We thought we had crossed the worst. We thought it would be a smooth sail from here on and we would reach Patnitop easily, our designated target of the day, as per plan. As we neared Ramban, traffic grew dense. The huge onslaught of Amarnath Yatris was increasing. 6 kms before Ramban and we had to stop. There was a long queue of vehicles ahead. Trucks, buses, cabs all filled with Yatris. Seeing our Longbow flags, many yelled at us, "Jai Bhole". They thought we were coming from the Yatra. We were asked frequently in the jam about our source. We proudly replied, "Ladakh". The jam seemed to be heading nowhere. It was time to take advantage of our two-wheelers and break the queue. We crawled ahead slowly. Inserting our bikes into the smallest of gaps. The whole of Ramban was crossed this way. But the queue was still not ending. By now, it had got hot too contributed mostly by the exhausts of all the vehicles. How some of us were still riding with theur jackets, I dare not think. Finally, after 5 more painful kilometers, there came a gap. Relieved, we revved up our bikes, only to stop 2 kms later at another tail-end. The going was to be this way for the entire day.

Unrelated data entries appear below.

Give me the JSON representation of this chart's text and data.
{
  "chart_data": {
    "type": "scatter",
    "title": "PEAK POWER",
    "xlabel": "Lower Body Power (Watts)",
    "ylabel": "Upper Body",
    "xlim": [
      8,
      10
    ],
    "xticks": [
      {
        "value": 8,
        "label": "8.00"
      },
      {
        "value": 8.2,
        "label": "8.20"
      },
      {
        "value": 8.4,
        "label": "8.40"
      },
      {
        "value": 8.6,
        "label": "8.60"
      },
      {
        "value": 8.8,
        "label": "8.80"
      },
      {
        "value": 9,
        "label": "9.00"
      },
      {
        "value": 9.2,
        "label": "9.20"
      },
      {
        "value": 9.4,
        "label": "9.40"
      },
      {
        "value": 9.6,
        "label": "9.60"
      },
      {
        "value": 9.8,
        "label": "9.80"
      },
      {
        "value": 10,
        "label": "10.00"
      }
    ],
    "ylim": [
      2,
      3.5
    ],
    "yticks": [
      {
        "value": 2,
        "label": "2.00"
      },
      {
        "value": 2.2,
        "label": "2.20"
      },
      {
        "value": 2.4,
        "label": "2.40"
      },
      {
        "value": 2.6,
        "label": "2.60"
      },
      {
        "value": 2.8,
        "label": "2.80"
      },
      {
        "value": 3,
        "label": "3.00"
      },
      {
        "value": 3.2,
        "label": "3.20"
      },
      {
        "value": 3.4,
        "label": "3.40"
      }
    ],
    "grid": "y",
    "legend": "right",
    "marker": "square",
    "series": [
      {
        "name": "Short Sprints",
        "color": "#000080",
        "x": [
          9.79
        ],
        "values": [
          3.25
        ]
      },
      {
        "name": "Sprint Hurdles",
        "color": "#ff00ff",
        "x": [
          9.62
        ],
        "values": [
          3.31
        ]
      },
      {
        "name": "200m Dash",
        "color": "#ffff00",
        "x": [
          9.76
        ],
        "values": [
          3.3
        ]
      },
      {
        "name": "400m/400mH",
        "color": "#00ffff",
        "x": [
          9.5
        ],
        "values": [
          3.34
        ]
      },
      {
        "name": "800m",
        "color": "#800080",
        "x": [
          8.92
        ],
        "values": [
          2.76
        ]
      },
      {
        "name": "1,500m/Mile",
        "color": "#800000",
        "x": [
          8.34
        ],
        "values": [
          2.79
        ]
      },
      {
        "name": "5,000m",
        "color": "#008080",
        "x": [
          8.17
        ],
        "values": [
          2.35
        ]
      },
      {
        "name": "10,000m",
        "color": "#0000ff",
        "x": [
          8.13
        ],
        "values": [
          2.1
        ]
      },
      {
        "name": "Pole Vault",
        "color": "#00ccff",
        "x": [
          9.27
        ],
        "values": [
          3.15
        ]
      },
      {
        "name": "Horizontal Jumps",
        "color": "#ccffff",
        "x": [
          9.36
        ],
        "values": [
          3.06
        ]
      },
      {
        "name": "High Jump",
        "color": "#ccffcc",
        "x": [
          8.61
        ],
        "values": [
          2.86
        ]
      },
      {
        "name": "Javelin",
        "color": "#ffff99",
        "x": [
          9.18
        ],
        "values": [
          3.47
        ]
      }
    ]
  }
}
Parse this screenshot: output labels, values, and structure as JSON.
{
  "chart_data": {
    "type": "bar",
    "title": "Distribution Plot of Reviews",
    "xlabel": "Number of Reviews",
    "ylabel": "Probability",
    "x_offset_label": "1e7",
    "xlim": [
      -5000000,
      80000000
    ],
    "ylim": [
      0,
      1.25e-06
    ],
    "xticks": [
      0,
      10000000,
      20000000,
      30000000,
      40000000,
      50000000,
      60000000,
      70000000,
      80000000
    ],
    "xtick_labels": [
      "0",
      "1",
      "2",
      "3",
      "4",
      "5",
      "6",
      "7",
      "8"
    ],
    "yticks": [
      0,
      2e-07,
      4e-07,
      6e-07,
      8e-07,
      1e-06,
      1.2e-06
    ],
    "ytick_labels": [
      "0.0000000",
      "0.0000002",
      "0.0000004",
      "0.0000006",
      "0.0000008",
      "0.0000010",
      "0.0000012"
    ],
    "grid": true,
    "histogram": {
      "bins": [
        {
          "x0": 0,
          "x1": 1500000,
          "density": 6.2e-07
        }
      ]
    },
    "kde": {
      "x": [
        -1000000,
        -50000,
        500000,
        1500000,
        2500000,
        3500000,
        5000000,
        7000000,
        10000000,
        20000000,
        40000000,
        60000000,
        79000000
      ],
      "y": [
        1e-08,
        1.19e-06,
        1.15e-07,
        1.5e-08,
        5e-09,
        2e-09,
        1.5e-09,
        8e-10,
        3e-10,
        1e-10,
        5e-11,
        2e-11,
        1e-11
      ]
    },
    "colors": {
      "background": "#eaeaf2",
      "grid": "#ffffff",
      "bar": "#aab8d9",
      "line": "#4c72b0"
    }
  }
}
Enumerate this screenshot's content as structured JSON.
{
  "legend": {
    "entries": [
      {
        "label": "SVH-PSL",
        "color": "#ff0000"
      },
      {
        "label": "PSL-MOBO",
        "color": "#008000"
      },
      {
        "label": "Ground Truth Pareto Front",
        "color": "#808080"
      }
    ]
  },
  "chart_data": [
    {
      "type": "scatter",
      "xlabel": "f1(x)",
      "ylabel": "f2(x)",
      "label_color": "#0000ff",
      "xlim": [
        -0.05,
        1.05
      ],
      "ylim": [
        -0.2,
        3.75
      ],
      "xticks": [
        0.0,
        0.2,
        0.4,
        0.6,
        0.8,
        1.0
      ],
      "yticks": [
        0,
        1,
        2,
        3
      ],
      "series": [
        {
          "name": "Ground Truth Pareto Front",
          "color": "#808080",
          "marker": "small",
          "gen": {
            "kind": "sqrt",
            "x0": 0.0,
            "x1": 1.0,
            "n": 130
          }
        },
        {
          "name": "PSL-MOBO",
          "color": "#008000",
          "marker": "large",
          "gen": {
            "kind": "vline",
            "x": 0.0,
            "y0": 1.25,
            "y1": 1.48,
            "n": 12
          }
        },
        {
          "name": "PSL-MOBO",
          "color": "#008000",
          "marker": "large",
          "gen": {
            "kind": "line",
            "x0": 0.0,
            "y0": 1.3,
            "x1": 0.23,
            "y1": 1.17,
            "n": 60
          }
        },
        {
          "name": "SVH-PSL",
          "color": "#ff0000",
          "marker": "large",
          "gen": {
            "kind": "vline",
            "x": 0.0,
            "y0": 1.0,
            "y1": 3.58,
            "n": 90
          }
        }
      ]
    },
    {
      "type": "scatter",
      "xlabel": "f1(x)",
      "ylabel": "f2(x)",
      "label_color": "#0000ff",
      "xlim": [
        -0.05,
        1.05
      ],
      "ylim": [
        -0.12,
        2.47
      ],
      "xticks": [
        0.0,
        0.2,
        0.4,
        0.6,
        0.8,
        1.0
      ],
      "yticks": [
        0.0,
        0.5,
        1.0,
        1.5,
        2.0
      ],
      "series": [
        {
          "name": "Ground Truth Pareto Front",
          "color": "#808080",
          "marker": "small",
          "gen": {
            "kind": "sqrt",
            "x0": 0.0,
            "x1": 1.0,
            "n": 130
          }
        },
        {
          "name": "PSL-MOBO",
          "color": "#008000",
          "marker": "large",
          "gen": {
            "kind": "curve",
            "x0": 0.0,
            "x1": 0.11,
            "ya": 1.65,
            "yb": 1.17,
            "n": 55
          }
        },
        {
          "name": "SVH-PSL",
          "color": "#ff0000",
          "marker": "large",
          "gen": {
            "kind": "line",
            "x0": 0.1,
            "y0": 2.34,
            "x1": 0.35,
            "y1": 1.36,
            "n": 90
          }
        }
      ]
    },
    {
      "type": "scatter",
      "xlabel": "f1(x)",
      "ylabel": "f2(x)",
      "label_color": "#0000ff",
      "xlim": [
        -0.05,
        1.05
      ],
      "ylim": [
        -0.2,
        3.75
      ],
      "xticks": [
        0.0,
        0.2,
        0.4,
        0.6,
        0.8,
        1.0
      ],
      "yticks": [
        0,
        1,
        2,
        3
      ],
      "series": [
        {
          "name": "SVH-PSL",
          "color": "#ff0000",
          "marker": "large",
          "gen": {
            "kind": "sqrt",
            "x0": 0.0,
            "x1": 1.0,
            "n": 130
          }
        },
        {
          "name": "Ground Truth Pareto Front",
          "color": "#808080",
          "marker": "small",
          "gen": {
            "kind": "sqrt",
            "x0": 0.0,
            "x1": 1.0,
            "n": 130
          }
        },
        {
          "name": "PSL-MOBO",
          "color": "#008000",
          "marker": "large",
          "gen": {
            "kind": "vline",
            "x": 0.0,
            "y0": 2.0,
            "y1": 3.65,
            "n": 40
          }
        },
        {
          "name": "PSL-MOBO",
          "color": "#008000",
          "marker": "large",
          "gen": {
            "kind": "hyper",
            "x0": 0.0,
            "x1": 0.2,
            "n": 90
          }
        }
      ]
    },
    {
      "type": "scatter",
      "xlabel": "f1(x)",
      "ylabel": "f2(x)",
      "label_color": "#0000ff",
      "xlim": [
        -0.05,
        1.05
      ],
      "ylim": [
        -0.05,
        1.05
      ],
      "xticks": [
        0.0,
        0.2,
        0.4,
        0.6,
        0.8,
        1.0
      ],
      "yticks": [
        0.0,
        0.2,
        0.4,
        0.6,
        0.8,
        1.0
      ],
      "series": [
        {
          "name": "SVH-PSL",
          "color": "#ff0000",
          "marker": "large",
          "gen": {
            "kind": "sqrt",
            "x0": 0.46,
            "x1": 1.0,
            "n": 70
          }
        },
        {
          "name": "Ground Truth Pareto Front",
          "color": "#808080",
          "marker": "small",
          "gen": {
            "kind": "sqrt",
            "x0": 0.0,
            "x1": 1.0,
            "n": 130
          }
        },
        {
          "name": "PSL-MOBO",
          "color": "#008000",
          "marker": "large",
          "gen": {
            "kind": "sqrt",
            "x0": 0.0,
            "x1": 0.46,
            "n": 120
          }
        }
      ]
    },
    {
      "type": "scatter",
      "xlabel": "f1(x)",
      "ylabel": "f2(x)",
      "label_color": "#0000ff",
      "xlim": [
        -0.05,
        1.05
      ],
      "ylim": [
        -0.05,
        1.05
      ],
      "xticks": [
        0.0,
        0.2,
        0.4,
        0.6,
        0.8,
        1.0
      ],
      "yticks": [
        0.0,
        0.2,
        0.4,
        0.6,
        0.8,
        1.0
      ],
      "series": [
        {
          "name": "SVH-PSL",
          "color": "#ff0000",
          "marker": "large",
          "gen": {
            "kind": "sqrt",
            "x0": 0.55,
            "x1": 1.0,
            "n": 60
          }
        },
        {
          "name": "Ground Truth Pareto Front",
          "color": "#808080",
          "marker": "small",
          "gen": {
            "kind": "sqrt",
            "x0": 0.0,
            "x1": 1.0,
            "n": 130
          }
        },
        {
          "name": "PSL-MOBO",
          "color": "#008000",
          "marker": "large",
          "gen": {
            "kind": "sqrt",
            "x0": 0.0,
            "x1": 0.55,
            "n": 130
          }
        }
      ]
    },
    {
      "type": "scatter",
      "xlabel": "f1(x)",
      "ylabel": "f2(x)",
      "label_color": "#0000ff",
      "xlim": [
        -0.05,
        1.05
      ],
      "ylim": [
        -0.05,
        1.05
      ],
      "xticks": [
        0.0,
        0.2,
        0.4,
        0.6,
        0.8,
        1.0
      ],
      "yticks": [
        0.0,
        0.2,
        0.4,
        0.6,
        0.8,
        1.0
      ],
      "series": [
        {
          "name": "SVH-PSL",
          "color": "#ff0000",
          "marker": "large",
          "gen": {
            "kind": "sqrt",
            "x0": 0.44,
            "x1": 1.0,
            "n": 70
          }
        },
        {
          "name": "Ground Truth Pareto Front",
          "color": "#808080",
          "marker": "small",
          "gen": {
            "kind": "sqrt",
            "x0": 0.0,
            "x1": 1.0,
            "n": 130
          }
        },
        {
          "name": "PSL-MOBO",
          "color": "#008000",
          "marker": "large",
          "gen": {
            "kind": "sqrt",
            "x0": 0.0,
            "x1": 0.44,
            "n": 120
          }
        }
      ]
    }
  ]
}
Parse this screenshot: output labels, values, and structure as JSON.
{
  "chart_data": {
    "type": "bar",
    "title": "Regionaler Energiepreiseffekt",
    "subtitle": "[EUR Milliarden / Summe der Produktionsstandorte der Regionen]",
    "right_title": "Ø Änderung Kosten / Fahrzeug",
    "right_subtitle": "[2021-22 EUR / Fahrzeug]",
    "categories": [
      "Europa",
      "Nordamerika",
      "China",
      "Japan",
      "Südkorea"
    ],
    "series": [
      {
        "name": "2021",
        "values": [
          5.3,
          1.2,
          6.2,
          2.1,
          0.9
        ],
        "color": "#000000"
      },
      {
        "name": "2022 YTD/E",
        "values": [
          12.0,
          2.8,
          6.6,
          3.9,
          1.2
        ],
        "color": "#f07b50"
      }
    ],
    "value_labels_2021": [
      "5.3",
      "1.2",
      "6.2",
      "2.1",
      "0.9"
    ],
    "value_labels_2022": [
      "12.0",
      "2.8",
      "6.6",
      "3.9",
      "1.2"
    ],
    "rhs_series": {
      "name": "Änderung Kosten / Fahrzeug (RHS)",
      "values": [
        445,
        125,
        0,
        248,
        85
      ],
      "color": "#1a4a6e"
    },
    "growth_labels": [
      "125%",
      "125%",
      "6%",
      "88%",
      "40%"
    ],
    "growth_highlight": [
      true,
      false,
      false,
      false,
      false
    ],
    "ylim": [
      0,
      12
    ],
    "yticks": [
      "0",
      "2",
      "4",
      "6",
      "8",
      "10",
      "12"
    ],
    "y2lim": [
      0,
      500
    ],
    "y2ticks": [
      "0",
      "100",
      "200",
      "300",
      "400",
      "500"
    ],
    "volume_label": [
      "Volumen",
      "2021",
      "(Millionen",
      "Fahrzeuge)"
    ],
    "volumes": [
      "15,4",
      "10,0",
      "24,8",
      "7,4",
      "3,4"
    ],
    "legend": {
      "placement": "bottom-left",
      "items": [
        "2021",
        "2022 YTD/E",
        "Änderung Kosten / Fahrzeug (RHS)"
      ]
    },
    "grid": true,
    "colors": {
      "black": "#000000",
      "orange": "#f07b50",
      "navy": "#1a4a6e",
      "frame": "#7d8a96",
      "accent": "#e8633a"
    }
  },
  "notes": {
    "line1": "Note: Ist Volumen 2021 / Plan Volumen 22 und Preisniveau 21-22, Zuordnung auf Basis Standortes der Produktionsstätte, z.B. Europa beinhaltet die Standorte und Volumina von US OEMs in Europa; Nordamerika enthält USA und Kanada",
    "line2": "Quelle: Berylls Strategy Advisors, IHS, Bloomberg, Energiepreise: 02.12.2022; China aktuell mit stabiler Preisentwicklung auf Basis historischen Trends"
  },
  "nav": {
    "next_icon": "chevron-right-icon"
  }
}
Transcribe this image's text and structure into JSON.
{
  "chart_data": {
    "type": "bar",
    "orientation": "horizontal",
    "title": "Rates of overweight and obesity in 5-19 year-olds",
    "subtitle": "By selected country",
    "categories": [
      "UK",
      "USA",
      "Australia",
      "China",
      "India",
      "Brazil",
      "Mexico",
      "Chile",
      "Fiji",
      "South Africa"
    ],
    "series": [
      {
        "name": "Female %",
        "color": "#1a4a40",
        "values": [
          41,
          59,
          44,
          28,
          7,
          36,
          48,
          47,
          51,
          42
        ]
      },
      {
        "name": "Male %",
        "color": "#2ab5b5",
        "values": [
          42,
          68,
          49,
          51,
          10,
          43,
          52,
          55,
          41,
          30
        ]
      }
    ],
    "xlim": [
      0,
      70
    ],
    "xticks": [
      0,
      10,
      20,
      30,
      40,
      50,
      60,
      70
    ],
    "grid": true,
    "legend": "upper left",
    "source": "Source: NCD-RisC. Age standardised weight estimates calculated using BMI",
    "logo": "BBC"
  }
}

We stopped at Peerha, just before Batote for a meal. My parents had told me a lot about the Rajma-Chawal served here. They were absolutely right. The dish is served and then topped up with scoops of ghee. Pomegranate chutney is served on the side. The taste is unparallel. Finishing one plate is a mountaineous task, but we managed to do so. And then had some more. This place is worth a visit only for that meal. It was dark now. The riding was getting too painful. The headlights of oncoming vehicles was increasing the risk. We had to stop for the night and then start early the next day. We chose a hotel at Batote. It was like a dorm. Seven beds lined up with one attached bathroom. The next morning would be a busy one. Taking advantage of the tourist season, the owner charged us Rs 1000. Time came for another round of Chinar. Only few participants.